The required changes will apparently vary depending on the aircraft model but include new stronger inlet spacers, a fan cowl support beam and a redesigned exhaust nozzle. The retrofits are expected to cost $7,650 per engine and the work will take about 90 hours. The comment period on the AD ends on Jan. 26 and all aircraft have to be in compliance by July 31, 2028.

Russ Niles
Russ Niles is Editor-in-Chief of AVweb. He has been a pilot for 30 years and joined AVweb 22 years ago. He and his wife Marni live in southern British Columbia where they also operate a small winery.
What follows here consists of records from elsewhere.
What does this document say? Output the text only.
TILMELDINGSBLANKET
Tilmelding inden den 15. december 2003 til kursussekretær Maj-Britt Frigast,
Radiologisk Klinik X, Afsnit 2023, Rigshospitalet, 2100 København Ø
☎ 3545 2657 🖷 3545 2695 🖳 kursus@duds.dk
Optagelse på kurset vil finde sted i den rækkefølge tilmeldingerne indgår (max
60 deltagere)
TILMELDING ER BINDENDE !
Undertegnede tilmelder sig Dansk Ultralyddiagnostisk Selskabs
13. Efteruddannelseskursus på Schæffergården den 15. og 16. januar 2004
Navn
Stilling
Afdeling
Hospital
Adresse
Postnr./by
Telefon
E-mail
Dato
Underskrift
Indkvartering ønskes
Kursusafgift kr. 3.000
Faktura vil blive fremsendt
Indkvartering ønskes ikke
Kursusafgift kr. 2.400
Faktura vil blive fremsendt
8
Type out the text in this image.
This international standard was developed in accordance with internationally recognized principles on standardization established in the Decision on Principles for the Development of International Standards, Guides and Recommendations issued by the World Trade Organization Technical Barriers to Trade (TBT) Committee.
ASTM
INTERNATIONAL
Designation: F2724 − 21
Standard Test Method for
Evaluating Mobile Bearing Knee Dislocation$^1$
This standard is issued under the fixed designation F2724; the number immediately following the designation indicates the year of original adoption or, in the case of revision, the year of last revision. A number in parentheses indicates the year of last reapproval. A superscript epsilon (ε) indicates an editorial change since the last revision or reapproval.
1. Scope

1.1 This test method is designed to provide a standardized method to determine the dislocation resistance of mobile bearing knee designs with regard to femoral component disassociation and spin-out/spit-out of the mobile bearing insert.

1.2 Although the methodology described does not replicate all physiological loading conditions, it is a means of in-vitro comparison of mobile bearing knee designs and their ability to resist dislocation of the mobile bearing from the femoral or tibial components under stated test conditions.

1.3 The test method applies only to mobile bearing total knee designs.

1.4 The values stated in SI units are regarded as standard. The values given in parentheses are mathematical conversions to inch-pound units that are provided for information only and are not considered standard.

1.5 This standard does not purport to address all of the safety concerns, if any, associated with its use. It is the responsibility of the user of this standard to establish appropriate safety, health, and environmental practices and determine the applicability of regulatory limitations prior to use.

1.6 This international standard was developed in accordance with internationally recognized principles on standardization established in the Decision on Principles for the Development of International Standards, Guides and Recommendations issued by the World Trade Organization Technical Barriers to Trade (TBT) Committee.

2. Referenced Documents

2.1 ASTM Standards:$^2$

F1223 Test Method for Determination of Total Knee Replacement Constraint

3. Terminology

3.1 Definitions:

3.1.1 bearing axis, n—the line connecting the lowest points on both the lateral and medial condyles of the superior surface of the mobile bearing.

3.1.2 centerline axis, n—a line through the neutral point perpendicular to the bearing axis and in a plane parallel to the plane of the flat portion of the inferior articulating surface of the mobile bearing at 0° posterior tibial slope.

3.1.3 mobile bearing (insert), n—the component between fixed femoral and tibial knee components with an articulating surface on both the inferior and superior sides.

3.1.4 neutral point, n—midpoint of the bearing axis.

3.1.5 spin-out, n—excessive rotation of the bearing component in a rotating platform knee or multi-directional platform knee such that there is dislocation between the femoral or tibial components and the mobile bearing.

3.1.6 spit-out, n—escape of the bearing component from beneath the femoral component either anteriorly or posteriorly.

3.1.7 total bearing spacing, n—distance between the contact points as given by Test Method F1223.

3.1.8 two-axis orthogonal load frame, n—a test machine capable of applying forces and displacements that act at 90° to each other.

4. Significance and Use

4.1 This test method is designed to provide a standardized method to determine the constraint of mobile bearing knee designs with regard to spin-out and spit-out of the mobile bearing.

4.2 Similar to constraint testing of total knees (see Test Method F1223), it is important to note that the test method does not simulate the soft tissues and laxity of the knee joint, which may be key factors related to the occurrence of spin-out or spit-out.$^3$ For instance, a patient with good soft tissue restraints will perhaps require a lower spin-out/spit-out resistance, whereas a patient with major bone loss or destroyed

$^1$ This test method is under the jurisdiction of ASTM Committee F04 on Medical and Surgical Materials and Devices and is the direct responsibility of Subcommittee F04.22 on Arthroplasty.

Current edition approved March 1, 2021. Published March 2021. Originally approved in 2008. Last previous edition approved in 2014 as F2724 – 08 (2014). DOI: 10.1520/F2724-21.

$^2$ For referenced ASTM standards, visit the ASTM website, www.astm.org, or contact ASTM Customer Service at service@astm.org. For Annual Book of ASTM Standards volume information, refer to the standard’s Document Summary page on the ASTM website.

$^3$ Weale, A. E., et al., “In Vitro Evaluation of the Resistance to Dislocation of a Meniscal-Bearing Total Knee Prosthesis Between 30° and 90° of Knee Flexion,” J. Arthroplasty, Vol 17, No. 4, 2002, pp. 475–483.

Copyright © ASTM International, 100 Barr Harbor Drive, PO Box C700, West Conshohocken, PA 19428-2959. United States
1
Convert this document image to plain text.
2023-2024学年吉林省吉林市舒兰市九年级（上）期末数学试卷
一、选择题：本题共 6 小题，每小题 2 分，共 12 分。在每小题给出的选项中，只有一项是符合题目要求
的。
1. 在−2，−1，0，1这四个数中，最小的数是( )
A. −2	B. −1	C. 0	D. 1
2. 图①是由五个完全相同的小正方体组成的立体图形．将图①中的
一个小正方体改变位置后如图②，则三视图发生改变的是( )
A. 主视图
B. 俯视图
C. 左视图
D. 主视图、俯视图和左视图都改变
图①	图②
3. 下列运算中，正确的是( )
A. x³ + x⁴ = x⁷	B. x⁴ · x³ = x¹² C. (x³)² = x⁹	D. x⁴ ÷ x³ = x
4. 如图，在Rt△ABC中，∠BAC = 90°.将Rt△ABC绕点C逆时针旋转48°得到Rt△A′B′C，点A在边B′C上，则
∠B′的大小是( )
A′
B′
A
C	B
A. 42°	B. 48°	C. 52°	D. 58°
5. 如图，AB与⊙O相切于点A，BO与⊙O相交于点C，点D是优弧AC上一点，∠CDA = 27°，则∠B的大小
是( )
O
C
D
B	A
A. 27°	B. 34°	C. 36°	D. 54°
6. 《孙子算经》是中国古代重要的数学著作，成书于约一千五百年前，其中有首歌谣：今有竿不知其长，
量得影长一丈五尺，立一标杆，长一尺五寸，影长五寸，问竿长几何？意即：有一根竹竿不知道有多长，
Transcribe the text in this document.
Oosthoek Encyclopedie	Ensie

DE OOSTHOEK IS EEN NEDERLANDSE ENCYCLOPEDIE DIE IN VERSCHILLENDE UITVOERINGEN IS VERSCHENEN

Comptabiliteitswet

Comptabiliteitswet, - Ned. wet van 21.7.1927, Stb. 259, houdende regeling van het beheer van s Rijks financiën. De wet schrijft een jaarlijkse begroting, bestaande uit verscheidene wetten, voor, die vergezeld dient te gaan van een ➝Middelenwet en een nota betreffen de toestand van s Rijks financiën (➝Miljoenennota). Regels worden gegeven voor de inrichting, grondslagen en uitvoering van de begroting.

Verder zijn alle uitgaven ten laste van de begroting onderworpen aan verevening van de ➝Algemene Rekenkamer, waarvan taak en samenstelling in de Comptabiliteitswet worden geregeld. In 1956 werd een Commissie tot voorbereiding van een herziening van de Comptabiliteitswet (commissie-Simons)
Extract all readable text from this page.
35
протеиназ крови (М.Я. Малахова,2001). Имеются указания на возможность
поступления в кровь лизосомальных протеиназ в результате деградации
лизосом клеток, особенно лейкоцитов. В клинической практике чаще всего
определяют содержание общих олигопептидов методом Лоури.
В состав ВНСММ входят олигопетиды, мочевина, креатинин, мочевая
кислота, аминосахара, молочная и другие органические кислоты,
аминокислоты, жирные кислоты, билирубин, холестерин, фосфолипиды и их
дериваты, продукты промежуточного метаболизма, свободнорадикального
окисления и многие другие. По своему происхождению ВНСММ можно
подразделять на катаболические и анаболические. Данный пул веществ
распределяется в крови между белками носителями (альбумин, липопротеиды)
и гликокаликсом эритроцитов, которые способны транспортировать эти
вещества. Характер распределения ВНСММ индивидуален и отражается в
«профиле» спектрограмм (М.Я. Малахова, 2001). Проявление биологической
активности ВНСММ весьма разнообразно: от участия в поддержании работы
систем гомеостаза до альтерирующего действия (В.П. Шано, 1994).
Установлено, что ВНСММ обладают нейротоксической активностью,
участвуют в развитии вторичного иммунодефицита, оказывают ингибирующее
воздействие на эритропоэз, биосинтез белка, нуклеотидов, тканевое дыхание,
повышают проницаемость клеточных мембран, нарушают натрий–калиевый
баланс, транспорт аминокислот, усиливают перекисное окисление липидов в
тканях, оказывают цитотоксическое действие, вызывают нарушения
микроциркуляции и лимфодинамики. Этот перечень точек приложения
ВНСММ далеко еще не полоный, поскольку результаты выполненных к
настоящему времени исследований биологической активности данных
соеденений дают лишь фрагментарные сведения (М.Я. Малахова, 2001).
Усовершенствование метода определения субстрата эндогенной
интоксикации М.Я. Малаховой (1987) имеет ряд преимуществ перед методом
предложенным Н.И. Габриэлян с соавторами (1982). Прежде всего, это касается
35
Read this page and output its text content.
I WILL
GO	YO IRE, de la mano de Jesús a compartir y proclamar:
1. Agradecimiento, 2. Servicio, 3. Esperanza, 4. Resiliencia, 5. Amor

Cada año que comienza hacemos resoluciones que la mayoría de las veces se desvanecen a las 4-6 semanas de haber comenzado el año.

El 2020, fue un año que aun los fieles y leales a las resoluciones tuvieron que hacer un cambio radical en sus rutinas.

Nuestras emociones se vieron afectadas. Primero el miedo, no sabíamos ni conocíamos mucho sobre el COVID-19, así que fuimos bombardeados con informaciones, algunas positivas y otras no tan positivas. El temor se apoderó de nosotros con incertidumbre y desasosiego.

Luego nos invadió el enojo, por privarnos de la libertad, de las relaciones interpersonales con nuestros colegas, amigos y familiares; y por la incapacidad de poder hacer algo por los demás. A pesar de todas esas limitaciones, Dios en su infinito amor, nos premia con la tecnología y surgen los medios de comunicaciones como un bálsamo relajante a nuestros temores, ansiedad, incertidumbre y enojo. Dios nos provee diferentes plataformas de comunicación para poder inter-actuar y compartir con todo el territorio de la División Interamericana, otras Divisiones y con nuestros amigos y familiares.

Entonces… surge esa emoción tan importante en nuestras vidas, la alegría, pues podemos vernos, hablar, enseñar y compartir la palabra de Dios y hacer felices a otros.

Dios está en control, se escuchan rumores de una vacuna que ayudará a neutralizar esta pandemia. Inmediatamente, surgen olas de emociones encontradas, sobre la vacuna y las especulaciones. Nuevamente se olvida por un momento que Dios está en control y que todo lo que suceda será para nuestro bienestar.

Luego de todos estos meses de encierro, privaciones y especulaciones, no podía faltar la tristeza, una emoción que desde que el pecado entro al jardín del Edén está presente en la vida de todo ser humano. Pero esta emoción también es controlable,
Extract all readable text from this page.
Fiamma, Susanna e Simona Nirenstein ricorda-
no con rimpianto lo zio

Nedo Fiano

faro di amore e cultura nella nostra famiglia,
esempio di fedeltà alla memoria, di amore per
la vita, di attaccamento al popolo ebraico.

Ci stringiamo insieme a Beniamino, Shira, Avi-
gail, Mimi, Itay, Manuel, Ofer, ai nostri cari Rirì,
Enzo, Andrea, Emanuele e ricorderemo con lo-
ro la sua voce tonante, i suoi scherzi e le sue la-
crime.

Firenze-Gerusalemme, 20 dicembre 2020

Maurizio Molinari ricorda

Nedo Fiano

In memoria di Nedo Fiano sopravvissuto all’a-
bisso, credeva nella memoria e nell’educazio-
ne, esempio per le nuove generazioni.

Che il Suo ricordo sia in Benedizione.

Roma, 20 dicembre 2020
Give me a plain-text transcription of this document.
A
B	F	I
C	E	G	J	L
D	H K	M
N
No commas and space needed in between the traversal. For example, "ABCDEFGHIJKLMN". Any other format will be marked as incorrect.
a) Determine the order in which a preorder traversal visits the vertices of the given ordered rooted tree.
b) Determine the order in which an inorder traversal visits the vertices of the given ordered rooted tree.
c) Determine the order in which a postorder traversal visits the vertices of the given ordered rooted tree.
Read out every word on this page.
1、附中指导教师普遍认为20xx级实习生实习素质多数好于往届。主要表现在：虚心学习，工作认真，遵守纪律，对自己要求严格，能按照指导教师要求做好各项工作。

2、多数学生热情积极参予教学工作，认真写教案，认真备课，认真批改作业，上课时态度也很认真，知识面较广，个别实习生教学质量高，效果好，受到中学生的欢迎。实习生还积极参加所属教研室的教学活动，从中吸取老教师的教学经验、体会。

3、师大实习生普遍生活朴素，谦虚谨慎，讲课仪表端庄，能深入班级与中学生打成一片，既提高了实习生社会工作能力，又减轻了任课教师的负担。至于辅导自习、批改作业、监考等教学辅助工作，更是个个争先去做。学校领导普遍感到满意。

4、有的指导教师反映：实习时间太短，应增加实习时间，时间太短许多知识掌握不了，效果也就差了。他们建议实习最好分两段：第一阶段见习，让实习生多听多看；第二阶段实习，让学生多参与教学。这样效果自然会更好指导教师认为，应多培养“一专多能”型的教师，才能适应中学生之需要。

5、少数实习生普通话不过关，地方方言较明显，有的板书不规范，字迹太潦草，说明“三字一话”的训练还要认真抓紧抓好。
  1. “cost $7,650 per engine”. Lucky it’s a Boeing and not Textron. Textron wants $7500 for a simple Cessna 182 wing strut doubler.

  2. The price tag seems indeed low but airlines will dread the loss through downtime more than the average Skylane owner.

  3. So that’s a 180 hour down time per aircraft under GAO expectations.
    So make it more like 250 hours for the ” learning curve ” and figure $ 25k per aircraft.

    • Not that it really matters but, the man hours will be double but, not downtime. They’ll put two crews on the aircraft to apply the mod while it’s down for other maintenance.

      Also, they aren’t paying retail labor costs so the $85 / hour isn’t really relative to a plumber’s rate either.

  4. At that price point I guess they are modifying the existing cowl to conform to new spec. I’m sure you can’t build a new cowl from scratch for that price.

  5. On the other hand, the prospect of being killed or injured by a piece of shrapnel, or worse having the plane suffer serious or catastrophic loss, makes this relatively inexpensive fix seem really worthwhile.

  6. My compliments to Rich K. Russ Niles usually is very accurate in his facts, but as a retired airline mechanic, I spent more money than that changing a wheel/brake combo at the gate during a “turn”. I suspect the actual final dollars will be significantly more.

    But Rich K. – at any cost – got it right! Next time you are riding along in your stall with all the other pax, just think about that poor women being sucked through that window by the uncontained failure (fan blades will fail under the “right” circumstances and there just ain’t nothing you or I can do about that!). If this AD – like so many other AD’s that survived ravaging criticism from the “peanut gallery” – saves a single life, it is worth every penny.

  7. So the parts are $7650. The labor is 90hrs * $100/hr= $9000. For a total of $16650 per engine or $33300 per aircraft.

    The article says 6000 aircraft in the US and thousands more elsewhere, let’s guess 6000 more. So that’s 12000 aircraft.

    The total cost is about $400,000,000.

    “If it saves a single life, it is worth every penny” Anybody whose life is worth $400mil is flying in a Gulfstream, not in a 737. My wife will gladly have me get sucked out of an airplane for $400 mil.